Church Of All Saints is a Grade II* listed building in the Tendring local planning authority area, England. First listed on 21 June 1950. A Medieval Church.
Church Of All Saints
- WRENN ID
- graven-nave-foxglove
- Grade
- II*
- Local Planning Authority
- Tendring
- Country
- England
- Date first listed
- 21 June 1950
- Type
- Church
- Period
- Medieval
- Source
- Historic England listing
Description
The Church of All Saints in Great Holland is a parish church, largely rebuilt around 1866 to the design of Sir Arthur Blomfield. It is constructed of flint with stone dressings. The west tower, however, originates from the 15th or 16th century and is built of red brick with black header diapering. The roofs are covered with red plain tiles, featuring pierced ridge tiles.
The church comprises a chancel, nave, north aisle, north vestry, and a south porch. The chancel’s east end features an angle buttress with stone gables, a moulded plinth, and lower and upper bands which continue below three graduated lancet windows, and over two south wall and one north wall lancets, concluding in a two-centred arched doorway on the south wall. The south wall of the nave has a moulded plinth, two buttresses, and three two-centred arched windows with two cusped lights, with cusped roundels above each. A gabled south porch projects forward with buttresses and a moulded two-centred arched doorway, bearing a stone roundel inscribed “IHS” above. The north aisle is a lean-to structure with three buttresses, and two small, cusped, two-centred arched windows in each bay, with a doorway on the east wall. A gabled north-west vestry has a three-light window with a square head to its north wall, and a segmental-headed doorway to the west wall. A small western vestry has a hipped roof to the north, a buttress to the north-west angle, a single light window to the north, and a door to the west.
The crenellated west tower consists of three stages, with a raised and crenellated semi-octagonal stair turret to the south-east. Semi-octagonal buttresses define the other tower angles. A brick moulded plinth runs around the base. The west window is of moulded brick with four pointed lights, vertical tracery above, a two-centred head, and a label. The western doorway is also of moulded and chamfered brick, with a two-centred head and jambs of three orders, surmounted by a label. Small, chamfered louvres with segmental pointed heads are set into the north and south walls. The bell chamber has a cusped two-light louvre with vertical tracery above a two-centred head, and a moulded brick label on each face. A memorial mallet used at the laying of the stone on 4th August 1865 indicates that “The Tower and Original Church date from 1413.”

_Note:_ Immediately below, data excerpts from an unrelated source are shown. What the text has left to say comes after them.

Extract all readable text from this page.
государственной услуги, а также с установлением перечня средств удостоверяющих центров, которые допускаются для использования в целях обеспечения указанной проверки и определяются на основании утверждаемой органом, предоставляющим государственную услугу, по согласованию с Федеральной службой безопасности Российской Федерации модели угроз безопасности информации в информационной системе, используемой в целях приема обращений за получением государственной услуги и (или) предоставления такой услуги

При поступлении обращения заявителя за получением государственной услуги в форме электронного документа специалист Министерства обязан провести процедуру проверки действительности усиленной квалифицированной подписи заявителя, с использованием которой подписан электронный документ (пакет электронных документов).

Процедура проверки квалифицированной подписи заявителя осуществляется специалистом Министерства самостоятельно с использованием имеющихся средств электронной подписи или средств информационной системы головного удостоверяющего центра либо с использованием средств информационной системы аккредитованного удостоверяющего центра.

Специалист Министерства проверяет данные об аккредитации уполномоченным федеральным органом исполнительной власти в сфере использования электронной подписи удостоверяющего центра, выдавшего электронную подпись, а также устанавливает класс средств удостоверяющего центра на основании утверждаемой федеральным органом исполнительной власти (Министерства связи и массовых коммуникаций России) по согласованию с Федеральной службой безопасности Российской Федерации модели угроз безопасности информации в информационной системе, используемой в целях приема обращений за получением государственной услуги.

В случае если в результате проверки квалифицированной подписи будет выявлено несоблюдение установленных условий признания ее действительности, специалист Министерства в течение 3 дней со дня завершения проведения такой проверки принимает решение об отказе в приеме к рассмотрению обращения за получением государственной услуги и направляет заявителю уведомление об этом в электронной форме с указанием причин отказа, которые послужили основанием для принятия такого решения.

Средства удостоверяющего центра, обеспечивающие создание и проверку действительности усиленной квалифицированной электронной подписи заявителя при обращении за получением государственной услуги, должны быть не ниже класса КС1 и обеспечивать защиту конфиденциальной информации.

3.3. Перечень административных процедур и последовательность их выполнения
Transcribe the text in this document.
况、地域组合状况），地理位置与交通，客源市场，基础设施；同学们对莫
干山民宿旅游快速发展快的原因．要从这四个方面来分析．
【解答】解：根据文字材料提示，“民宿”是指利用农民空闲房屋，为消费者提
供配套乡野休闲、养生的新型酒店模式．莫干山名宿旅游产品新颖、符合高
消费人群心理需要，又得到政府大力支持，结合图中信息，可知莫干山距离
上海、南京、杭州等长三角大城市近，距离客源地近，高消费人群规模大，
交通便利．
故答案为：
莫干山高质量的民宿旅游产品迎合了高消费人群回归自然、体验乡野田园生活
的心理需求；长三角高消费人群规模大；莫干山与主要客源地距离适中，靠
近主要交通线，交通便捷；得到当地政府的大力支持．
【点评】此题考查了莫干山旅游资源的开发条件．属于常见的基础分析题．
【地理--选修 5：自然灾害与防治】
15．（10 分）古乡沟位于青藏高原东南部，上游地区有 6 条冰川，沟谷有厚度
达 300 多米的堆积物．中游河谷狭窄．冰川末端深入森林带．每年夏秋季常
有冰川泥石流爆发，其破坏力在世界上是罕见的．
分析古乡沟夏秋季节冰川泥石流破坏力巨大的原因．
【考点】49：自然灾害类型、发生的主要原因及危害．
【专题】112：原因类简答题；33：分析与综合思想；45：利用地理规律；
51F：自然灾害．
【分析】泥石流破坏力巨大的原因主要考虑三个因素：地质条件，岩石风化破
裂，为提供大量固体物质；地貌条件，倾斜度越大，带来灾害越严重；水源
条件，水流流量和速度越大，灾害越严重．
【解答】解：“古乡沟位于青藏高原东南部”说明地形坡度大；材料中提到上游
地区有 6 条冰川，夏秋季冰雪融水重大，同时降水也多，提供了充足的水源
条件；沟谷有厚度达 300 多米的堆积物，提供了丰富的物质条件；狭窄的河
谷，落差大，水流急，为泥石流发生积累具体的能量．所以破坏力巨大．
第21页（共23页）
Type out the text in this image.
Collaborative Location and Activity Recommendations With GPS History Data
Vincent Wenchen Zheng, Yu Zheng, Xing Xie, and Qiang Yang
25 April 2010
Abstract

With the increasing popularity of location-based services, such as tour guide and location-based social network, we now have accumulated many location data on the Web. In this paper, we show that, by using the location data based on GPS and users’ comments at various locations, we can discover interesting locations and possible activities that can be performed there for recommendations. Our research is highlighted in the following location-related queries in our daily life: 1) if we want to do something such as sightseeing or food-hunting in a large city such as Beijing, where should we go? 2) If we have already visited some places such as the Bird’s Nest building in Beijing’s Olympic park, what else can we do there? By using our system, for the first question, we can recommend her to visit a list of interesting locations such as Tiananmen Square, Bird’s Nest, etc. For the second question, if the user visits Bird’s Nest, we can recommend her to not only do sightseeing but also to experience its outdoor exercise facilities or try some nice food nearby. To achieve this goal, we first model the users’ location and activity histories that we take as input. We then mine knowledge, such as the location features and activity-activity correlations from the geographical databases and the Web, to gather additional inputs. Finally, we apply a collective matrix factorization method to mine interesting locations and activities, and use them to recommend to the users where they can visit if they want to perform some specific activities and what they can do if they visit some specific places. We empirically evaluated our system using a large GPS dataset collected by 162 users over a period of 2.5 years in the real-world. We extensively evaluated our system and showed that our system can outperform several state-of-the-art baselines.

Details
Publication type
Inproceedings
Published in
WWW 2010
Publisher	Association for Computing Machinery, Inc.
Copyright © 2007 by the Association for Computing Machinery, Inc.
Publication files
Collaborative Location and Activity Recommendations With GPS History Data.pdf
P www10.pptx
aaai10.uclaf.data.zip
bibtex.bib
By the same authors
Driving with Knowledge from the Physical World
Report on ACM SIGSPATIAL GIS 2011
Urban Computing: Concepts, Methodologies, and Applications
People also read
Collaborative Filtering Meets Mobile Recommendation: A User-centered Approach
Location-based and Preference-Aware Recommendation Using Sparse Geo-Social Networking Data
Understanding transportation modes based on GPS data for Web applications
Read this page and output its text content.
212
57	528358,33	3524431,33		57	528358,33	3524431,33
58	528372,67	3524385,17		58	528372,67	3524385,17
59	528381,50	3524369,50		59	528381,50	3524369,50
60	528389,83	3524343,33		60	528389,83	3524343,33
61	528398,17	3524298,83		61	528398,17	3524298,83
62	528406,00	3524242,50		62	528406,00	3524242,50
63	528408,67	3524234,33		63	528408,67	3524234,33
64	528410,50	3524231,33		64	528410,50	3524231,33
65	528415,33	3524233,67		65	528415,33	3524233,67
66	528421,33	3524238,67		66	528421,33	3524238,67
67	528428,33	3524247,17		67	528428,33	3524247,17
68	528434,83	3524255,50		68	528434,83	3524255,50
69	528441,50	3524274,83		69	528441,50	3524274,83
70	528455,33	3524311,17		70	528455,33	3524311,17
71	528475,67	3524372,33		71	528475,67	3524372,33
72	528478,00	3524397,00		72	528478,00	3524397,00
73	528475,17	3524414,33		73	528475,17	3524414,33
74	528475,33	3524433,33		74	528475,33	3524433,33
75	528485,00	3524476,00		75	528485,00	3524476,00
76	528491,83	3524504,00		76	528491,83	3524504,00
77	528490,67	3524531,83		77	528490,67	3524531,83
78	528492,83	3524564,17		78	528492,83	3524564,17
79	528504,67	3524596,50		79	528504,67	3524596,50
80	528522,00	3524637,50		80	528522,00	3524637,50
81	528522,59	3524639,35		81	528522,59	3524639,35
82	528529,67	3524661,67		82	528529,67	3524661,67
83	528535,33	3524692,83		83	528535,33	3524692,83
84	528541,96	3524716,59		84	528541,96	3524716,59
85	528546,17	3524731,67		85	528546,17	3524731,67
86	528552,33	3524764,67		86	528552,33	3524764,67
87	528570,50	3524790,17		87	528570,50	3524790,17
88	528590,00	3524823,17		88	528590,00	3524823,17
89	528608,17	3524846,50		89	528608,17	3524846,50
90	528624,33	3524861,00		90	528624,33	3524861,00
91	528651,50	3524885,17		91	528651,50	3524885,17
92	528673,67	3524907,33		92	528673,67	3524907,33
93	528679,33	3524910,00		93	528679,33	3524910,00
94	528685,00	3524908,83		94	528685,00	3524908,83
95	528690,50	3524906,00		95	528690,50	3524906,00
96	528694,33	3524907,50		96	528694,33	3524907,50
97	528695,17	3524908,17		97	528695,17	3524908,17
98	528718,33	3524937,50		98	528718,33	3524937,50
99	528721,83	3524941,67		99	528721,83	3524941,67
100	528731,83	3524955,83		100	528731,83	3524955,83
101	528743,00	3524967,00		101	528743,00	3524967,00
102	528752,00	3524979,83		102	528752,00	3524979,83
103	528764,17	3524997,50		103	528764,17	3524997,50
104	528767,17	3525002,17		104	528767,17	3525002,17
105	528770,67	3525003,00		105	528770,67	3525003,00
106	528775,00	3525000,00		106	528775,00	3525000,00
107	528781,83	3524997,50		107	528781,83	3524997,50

Internally, the chancel is barrel vaulted and the nave has a roof supported by arched braces on stone corbels. 19th-century stained glass windows are present. Notable features include a carved wood altar, a four-bay north arcade with plastered, chamfered two-centred arches, moulded capitals, and bases to circular columns. There is also a 19th-century octagonal font with a wooden cover, a 19th-century octagonal carved wood pulpit on a stone base, and a two-centred tower arch of four chamfered orders. A monument to Henry Rice (1812), by Hinchliffe of London, depicts a kneeling mourning female figure. The church is graded II* for the fine quality of the tower.